The platform supports opportunity intake, readiness assessment, talent matching, project tracking, verified implementation support, and transparent execution workflows across tourism, technology, business development, trade, and social impact sectors.
Ministry Supports Digital Innovation
Representing the Ministry of Communications, Digital Technology and Innovations, Dr Samuel Gyekyi expressed support for technology-enabled development and noted that platforms such as JOBMATCH Africa can help connect opportunities with talent, investment, and local execution capacity while promoting transparency and accountability.
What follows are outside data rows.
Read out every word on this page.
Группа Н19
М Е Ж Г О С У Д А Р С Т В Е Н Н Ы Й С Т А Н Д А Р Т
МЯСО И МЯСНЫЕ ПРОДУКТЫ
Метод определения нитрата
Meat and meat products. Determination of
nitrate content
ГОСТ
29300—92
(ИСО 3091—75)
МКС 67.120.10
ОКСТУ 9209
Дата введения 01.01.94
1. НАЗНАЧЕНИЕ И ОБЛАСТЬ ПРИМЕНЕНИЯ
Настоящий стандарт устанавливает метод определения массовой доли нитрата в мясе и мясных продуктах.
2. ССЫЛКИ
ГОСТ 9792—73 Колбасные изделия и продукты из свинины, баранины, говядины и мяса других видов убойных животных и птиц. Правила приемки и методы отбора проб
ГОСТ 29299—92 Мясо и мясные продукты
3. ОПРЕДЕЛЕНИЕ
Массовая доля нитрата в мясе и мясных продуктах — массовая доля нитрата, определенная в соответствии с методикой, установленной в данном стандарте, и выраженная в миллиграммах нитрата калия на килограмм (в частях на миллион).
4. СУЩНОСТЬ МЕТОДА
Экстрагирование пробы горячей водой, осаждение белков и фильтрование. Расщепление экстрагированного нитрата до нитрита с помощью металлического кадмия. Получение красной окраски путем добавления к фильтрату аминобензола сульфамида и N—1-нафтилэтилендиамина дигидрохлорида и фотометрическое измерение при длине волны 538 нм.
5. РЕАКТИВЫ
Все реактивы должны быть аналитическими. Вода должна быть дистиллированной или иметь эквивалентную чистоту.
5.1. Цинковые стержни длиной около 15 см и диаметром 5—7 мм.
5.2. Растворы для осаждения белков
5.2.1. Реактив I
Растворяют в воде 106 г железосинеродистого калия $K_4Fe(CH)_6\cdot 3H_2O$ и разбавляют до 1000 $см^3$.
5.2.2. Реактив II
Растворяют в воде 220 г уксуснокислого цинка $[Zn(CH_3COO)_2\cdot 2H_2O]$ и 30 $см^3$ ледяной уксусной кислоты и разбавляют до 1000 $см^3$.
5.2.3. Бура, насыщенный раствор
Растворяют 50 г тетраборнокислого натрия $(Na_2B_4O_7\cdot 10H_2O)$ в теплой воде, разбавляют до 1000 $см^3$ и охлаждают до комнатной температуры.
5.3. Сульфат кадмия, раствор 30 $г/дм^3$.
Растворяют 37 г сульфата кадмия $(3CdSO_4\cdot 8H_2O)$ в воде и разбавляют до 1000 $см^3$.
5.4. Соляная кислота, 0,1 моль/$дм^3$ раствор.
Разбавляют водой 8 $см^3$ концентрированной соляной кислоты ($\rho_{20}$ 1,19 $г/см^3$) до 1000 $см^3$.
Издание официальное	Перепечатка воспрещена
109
Bonsa River Restoration Pilot
Organisers also introduced the “One Mile at a Time” regenerative investment initiative, an environmental restoration project aimed at rehabilitating the Bonsa River.
The project, being developed with the University of Mines and Technology, traditional authorities, local stakeholders, and regulatory institutions, is intended to serve as a model for transforming community challenges into structured, fundable projects with measurable outcomes and transparent reporting.
Future Collaboration
The event concluded with a stakeholder opportunity-mapping session that identified potential areas for collaboration in tourism, trade, technology, investment, workforce development, and social impact.
Organisers described the roundtable as the first in a broader series of sector-focused engagements under the ECHOES Tourism Roundtable initiative, aimed at strengthening trans-Atlantic economic cooperation and positioning Ghana as a leading destination for diaspora investment, tourism, business innovation, and structured development partnerships.
Stakeholders expressed optimism that the launch of JOBMATCH Africa and the continued expansion of the Renaissance Bridge Framework will usher in a new era of structured diaspora engagement, trusted partnerships, measurable execution, and sustainable impact.